9. the equipment according to claim 7 or 8, it is characterised in that second acquisition module is obtained in the following manner Take the online PIN code of the managed devices：

Receive the online PIN code that user is inputted by the input unit of the wearable device；Or,

Receive the online PIN code that the managed devices are sent.

10. the equipment according to any one of claim 7 to 9, it is characterised in that

The equipment also includes：3rd judge module, the connection shape for judging the managed devices and the wearable device State or access times；

The performing module is additionally operable to the connection status in the managed devices and the wearable device to disconnect or described make In the case of exceeding preset times with number of times, the checking information or online PIN code ciphertext of the managed devices of storage are deleted, Or be set to the use mark of the checking information of the managed devices of storage or online PIN code ciphertext unavailable.

11. the equipment according to any one of claim 7 to 10, it is characterised in that

The receiving module is additionally operable to receive the Transaction Information that the managed devices are sent；

The wearable device also includes：First reminding module, for exporting prompt message, points out user to have transaction；

The receiving module is additionally operable to receive the confirmation response of user's input；

The memory module is additionally operable to store the Transaction Information；

The respond module is additionally operable to after the receiving module receives the confirmation response, is sent to the managed devices Confirmation.

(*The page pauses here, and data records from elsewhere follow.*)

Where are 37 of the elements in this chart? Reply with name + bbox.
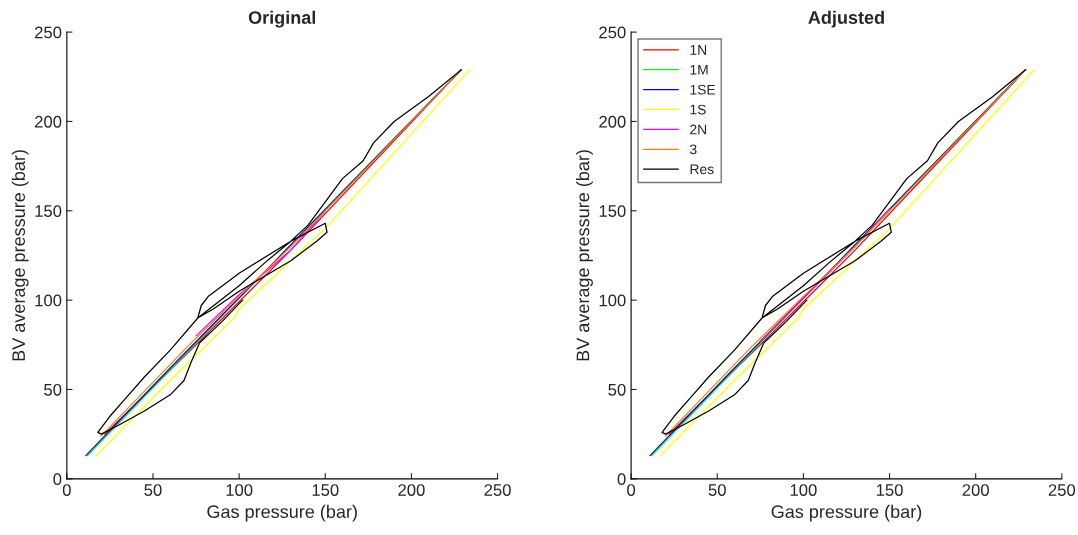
y-tick-label: 150 <box>599 205 626 217</box>
y-tick-label: 250 <box>599 26 626 39</box>
y-tick-label: 0 <box>53 473 62 486</box>
chart-title: Adjusted <box>808 10 884 28</box>
x-axis-title: Gas pressure (bar) <box>207 504 357 522</box>
legend-label: Res <box>690 164 714 175</box>
x-tick-label: 50 <box>144 484 162 496</box>
y-tick-label: 50 <box>44 383 62 396</box>
x-tick-label: 150 <box>876 484 903 496</box>
legend-label: 1M <box>690 65 708 75</box>
y-axis-title: BV average pressure (bar) <box>11 150 29 361</box>
x-tick-label: 0 <box>627 484 636 496</box>
y-tick-label: 0 <box>617 473 626 486</box>
y-tick-label: 100 <box>599 294 626 307</box>
y-tick-label: 50 <box>608 383 626 396</box>
x-tick-label: 200 <box>962 484 989 496</box>
x-tick-label: 100 <box>790 484 817 496</box>
y-tick-label: 250 <box>35 26 62 39</box>
x-tick-label: 250 <box>1048 484 1076 496</box>
legend-label: 1SE <box>690 84 716 95</box>
y-tick-label: 200 <box>599 115 626 128</box>
chart-title: Original <box>248 10 316 28</box>
x-tick-label: 50 <box>708 484 726 496</box>
legend-label: 2N <box>690 124 707 135</box>
y-axis-title: BV average pressure (bar) <box>576 150 593 361</box>
x-tick-label: 100 <box>226 484 253 496</box>
x-tick-label: 150 <box>312 484 339 496</box>
legend-label: 1N <box>690 45 707 55</box>
x-tick-label: 250 <box>484 484 511 496</box>
y-tick-label: 150 <box>35 205 62 217</box>
legend-label: 1S <box>690 104 706 115</box>
x-tick-label: 0 <box>62 484 71 496</box>
legend-label: 3 <box>689 144 697 155</box>
y-tick-label: 100 <box>35 294 62 307</box>
y-tick-label: 200 <box>35 115 62 128</box>
x-axis-title: Gas pressure (bar) <box>771 504 922 522</box>
x-tick-label: 200 <box>398 484 425 496</box>
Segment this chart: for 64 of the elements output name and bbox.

12. the equipment according to any one of claim 7 to 10, it is characterised in that

The receiving module is additionally operable to receive the managed devices and send currently have the incident prompt message of friendship；

The wearable device also includes：3rd judge module, for judging whether the transaction of last generation has been identified；

Second reminding module, in the case of not being identified in the upper transaction once occurred, exports prompt message, points out to use Family confirms to last time transaction；

The performing module is additionally operable to be set to have confirmed that by the state of the last Transaction Information of storage；

The respond module is additionally operable to send prompt message to the managed devices, points out the managed devices to continue current hand over Easily.